Today, several folks have tweeted & retweeted about an article written by "Adriano" at MyInfoSecJob.com. The original article may be read here: http://www.myinfosecjob.com/2011/08/6-reasons-why-you-should-not-work-with-information-security/
I'm not sure if the original post was meant to be funny or cynical. If it was, the intention did not translate very well into text.
I have been working as an infosec professional both in the public and private sector for over 10 years. I am by no means "seasoned" or an expert in anything. I've seen a lot of things, worked with a lot of people, and had my share of experiences both good and bad. I can't say that any of the points made in the original post ring true for me at any point in my career. I also think that the topics discussed can easily apply to anyone in any field of the service industry.
I will address each of the original topics one-by-one and provide my own commentary based on my experiences in the infosec field.
6. Working Long Hours, forever
I work hard every single day, and yes, sometimes I work extra hours. Things do go wrong. Security incidents do happen. This is why I have plans in place and teams on which I can rely. I go to sleep at night knowing my team and I have done the best job we could with the resources available to us. We have the detective controls in place to help ensure that if something does go wrong, we can quickly and efficiently respond to it.
When I first started, I did work long hours. I did shift work on a 24/7 SOC watch floor. My shifts were 12 hours long, and often I would be back at work before the calendar flipped to the next day. Some might not like it, but I loved it. It allowed me to see everything and learn a whole lot. Having a good attitude early in my career is what allowed me to advance and not have to work long hours forever.
5. People Only Remember Of You When Things Go Wrong
If this is the culture you have bred, then I totally agree. Again, this goes back to attitude. You have a lot of control over how people remember you. Be a security catalyst. Be proactive. Build a culture in your organization where colleagues feel comfortable coming to you to ask questions before they do something or start a project. Help people. Save one group from audit-hell because you saw something and helped them do it the right way before a project went live. How will you be remembered then?
There's not a patch for everything, and you can never be 100% secure. You can however put forth your best effort by implementing good security programs and technology. Set management's expectations. Things will go wrong. Prepare your management so they judge you not on the fault, but rather on how well you respond to the fault. Many companies are in the news recently with breaches and other security issues. What's more interesting to follow… the actual breach, or how well (or bad) the company responded to it?
4. Study, Study and More Study
Why is this even part of the original post? The infosec field gives you an opportunity to continuously self-improve. Once again, it's about attitude. You could sit around, not read, not learn, not try for certifications or higher education. You'll be stuck doing the same thing every day, or worse, not having anything to do at all.

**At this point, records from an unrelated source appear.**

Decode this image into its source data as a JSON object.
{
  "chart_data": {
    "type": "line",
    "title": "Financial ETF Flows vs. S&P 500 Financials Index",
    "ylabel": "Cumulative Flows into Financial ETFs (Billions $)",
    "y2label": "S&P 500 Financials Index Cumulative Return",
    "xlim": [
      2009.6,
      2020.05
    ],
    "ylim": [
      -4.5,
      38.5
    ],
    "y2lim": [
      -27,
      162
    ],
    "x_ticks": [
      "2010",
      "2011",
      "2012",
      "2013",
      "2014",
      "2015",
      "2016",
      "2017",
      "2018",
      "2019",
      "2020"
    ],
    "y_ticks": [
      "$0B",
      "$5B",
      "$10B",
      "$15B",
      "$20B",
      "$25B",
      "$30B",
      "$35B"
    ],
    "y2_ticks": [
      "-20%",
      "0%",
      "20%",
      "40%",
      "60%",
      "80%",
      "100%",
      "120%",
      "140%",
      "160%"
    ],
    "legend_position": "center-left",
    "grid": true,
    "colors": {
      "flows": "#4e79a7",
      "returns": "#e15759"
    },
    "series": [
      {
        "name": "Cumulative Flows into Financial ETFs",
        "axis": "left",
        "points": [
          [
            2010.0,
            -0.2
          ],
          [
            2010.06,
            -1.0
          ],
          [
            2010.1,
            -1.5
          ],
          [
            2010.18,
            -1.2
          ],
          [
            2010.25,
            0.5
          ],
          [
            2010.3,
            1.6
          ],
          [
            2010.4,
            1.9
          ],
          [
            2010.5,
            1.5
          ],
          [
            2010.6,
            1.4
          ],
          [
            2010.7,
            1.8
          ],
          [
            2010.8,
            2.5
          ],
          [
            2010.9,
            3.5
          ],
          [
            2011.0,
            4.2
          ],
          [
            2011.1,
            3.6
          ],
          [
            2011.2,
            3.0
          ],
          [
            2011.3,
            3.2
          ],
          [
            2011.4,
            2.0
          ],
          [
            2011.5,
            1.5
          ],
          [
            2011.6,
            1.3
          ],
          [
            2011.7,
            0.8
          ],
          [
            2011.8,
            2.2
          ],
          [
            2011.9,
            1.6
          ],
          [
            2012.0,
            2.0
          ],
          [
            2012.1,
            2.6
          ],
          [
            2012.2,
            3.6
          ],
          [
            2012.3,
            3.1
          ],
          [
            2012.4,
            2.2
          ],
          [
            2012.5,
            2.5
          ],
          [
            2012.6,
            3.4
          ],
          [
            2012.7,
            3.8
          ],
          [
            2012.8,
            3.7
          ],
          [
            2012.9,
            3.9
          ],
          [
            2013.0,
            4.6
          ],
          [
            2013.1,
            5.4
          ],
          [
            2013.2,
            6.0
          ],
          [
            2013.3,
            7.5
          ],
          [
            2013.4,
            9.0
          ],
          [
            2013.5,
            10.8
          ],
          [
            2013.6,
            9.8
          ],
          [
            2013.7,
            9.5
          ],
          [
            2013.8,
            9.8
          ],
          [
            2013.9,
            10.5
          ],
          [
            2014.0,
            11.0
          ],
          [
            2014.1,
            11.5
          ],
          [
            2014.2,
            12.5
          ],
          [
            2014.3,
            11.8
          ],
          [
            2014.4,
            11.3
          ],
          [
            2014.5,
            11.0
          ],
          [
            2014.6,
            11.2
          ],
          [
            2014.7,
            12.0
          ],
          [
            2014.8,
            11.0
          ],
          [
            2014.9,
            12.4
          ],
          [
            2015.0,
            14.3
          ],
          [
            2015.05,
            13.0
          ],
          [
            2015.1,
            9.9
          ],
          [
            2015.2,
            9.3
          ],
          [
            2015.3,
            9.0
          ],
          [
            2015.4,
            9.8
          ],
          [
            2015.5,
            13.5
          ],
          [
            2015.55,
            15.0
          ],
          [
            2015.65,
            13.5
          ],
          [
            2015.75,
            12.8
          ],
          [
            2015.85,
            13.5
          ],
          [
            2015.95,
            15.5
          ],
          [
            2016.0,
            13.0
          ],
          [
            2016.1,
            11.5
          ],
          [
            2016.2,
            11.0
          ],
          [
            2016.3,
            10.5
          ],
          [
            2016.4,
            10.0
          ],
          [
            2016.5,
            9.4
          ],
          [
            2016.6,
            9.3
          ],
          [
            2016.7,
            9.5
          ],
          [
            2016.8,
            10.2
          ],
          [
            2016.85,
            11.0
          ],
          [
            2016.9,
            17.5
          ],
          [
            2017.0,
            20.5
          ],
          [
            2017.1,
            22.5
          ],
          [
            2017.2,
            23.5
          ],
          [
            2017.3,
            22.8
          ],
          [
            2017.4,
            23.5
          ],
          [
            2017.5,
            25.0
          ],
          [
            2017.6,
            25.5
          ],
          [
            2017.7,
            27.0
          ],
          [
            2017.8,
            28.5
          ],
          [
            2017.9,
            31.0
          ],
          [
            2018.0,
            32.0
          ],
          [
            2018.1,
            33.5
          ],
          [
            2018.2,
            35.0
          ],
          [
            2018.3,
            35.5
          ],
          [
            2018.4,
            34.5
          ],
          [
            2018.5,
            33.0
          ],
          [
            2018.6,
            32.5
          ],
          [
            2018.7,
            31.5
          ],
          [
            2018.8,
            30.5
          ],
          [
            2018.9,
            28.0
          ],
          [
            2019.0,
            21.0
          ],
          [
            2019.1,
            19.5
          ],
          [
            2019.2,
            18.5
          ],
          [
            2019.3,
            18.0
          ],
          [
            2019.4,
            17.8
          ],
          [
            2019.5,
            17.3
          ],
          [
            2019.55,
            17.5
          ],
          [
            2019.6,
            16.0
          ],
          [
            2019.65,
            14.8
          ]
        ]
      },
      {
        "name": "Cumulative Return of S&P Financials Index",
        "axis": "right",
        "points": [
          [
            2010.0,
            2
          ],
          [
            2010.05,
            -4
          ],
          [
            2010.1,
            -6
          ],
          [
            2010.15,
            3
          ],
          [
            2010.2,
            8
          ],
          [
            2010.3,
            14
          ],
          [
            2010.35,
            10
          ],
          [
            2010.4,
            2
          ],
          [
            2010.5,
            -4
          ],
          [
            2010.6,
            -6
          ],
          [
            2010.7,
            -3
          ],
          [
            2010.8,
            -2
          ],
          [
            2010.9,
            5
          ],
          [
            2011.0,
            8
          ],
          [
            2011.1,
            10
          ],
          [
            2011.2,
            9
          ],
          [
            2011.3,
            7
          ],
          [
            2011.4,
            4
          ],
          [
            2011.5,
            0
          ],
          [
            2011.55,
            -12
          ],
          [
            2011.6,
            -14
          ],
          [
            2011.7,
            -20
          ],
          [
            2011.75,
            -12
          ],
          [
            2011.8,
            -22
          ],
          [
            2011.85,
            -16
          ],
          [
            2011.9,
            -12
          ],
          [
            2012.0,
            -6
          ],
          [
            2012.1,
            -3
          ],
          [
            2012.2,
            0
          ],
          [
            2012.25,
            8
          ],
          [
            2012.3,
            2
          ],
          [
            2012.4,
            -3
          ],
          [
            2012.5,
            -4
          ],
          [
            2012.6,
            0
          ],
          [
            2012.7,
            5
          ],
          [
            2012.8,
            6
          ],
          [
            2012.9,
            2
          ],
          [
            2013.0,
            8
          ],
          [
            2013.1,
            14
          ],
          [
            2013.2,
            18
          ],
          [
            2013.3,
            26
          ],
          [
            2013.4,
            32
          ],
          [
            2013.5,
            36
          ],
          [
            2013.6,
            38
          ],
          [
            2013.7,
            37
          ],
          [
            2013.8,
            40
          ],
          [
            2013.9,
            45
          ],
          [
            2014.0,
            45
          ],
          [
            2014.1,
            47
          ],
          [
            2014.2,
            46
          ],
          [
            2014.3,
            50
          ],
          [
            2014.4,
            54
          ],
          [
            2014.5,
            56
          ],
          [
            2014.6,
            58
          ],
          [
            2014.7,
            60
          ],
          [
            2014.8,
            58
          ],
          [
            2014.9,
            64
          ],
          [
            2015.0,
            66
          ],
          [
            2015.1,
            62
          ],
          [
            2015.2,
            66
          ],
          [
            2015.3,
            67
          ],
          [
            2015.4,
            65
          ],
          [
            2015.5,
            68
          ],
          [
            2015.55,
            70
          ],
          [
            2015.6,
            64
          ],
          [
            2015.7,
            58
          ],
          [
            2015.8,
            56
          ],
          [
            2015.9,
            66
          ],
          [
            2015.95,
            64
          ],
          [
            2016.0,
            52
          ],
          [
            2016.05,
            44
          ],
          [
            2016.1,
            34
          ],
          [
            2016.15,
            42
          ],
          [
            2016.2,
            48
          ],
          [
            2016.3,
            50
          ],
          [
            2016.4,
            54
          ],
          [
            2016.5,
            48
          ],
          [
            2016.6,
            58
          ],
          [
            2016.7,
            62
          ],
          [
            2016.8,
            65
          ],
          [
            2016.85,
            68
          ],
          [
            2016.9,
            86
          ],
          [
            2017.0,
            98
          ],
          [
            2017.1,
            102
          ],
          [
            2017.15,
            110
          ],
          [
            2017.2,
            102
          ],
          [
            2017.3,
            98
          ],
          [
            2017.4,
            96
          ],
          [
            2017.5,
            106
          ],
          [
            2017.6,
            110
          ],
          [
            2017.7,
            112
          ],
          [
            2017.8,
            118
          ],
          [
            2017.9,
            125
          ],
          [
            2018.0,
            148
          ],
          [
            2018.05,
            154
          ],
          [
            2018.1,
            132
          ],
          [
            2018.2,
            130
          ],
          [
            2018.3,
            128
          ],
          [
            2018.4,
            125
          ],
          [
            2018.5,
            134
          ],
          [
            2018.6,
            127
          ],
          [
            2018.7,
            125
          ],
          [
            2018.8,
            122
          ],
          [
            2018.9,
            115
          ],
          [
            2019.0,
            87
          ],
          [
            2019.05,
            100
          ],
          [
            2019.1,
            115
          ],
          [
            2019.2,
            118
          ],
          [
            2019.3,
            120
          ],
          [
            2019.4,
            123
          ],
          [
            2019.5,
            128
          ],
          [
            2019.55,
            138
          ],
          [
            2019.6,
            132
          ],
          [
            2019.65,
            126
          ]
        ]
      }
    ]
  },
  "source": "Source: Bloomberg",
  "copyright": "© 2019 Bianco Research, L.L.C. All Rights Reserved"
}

My experience so far has been that companies are fairly generous when it comes to self improvement. Book reimbursement, on-site training, tuition assistance, certification vouchers are some of the perks I see. An uneducated you does no good for your company.
3. There Is A Limit For Growth To Your Career
Not true at all. Here I am again talking about attitude. Your career is not constrained to the company for which you work. Sometimes moving up means moving on. You probably can't do either if you're not doing point #4. The original post asks "What are your chances of becoming the CEO of the company you work for?" and "Now, let’s ask our CEO what sort of background he has." Do you really *want* to become the CEO of the company for which you work? Certainly not if you want to stay within the infosec field. Unless you work for a security company, the chances are probably pretty low that your CEO's background is in information security. If you *do* work for a security company and some day want to be the CEO, keep a good attitude and never stop learning. For the rest of us, finishing out your career as a CISO, CSO, CIO, or CTO is not too shabby either. Others are perfectly content staying in the weeds and remaining engineers.
2. No Room For Mistakes
I don't know about you, but I make mistakes all the time. As a security professional (or just being a grownup for that matter), you have to make decisions and take responsibility for those decisions. There were only two months in my adult life when I didn't have to make any decisions. That was my Navy boot camp. Everything was decided for me.
Your attitude dictates how you deal with mistakes — made by you and others. The outcome of mistakes drive changes to your infosec program. You may never have considered something a possibility to defend against until someone in your environment did something wrong. Recognize the mistake. Adapt. Overcome. Adjust your security program to account for it. Everything bad that happens in this field is made possible due to someone's mistake. Patches correct programming mistakes. Baselines correct configuration mistakes.
1. People expect you to crack their exes Gmail passwords, wireless networks, and combination locks.
Really? This isn't 1995 anymore. I don't have much to say on this topic. Apart from skiddies on IRC, I can't say I've encountered this very much. I think it comes down to others' lack of understanding of what you do. Calmly explain what you do and they'll get bored and move on.
I guess you could say that the original post struck a nerve with me. My impression is that the author has a bad attitude and can't move up and hates his job. If the original post was meant to be satire, I was too thick to get it.